Au cœur de l’épopée gaullienne

En remettant en 1956 les manuscrits du premier tome de ses Mémoires de guerre à la Bibliothèque nationale, le général de Gaulle jeta lui-même les jalons d’un fonds littéraire destiné à recevoir la masse des feuillets sur lesquels il avait fixé sa propre légende. Près de 70 ans plus tard et grâce au soutien de plusieurs grands mécènes, un ensemble important de documents acquis par préemption vient compléter ce fonds.

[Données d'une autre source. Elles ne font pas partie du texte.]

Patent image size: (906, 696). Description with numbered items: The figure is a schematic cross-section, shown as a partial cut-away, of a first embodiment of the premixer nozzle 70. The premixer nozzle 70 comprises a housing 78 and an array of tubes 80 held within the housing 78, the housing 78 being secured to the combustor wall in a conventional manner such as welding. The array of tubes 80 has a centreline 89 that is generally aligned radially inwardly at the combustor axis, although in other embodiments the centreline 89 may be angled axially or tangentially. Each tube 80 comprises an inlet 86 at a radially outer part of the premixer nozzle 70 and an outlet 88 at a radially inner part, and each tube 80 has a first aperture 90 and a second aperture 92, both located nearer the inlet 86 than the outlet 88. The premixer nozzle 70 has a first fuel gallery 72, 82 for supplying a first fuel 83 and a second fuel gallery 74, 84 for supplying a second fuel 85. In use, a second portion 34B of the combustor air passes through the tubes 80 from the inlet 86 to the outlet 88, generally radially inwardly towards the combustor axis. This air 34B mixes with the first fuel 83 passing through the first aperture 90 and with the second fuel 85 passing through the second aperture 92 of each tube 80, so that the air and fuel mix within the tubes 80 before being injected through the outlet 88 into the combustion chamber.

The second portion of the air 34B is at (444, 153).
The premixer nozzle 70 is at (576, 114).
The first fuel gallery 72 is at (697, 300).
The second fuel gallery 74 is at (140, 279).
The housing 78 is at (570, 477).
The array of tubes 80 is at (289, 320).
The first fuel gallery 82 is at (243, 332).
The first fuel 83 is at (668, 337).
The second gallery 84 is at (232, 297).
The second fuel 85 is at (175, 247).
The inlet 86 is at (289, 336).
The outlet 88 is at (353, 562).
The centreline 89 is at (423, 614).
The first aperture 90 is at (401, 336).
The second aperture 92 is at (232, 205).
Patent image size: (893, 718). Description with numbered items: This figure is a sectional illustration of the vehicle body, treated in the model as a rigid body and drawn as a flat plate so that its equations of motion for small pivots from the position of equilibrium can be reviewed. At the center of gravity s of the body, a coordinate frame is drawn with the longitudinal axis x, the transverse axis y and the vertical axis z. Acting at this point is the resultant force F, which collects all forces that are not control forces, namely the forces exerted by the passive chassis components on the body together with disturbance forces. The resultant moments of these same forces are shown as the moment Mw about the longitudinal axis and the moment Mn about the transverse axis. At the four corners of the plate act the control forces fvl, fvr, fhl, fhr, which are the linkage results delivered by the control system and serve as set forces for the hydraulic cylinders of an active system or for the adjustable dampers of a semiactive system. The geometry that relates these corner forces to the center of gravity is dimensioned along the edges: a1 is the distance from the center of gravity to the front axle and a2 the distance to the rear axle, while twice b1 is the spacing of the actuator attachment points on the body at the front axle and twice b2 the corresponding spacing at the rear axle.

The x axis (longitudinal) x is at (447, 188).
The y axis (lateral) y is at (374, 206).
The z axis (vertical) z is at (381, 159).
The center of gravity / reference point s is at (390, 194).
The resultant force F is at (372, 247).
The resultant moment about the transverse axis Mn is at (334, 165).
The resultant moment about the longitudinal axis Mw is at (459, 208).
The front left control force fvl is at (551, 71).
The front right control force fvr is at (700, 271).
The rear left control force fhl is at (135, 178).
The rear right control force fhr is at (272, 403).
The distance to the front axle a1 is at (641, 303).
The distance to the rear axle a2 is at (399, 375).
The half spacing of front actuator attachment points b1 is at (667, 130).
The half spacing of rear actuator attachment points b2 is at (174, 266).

Si la mort empêcha « le Premier des Français » d’achever ses Mémoires d’espoir, sa veuve puis son fils, l’amiral Philippe de Gaulle, poursuivirent son dessein et permirent par les dons qu’ils firent à la BN de réunir en son département des Manuscrits l’intégralité de son œuvre de mémorialiste, une importante série de manuscrits de ses discours de la période 1940-1946 pour la plupart édités de son vivant, et plusieurs brouillons de ses écrits théoriques et historiques sur l’armée française remontant à l’entre-deux-guerres. Si riches qu’elles fussent, ces archives n’étaient pas complètes : nombre de manuscrits du Général étaient restés entre les mains de son fils et ont ressurgi, après le décès de celui-ci en mars 2024, à la faveur de la vente publique « De Gaulle, une succession pour l’Histoire », tenue à la maison Artcurial le 16 décembre dernier.

Le général de Gaulle dans son bureau à l’hôtel Rubens à Londres - Photo D.R. / BnF, Estampes et photographies

Une acquisition soutenue par des grands mécènes

À cette occasion, la Bibliothèque nationale de France a pu acquérir, grâce au soutien décisif de grands mécènes – la famille Decaux avec JCDecaux Holding, la Maison CHANEL, BNP Paribas, le Groupe CMA CGM, la Fondation TotalEnergies et le Groupe Dassault via sa dotation Dassault Histoire & Patrimoine – auxquels va toute sa gratitude, un ensemble substantiel de papiers de l’homme du 18-Juin. Parmi les quelque 370 lots mis aux enchères, 29 ont rejoint les collections de la BnF, tandis qu’une centaine d’autres ont été préemptés au bénéfice des Archives nationales, du Service historique de la défense, de la maison natale de Charles de Gaulle à Lille, du musée de l’Armée, des Archives diplomatiques et du musée de l’Ordre de la Libération. La mobilisation des institutions publiques aura été à la hauteur de l’importance de la figure du général de Gaulle dans l’histoire contemporaine et la mémoire collective françaises.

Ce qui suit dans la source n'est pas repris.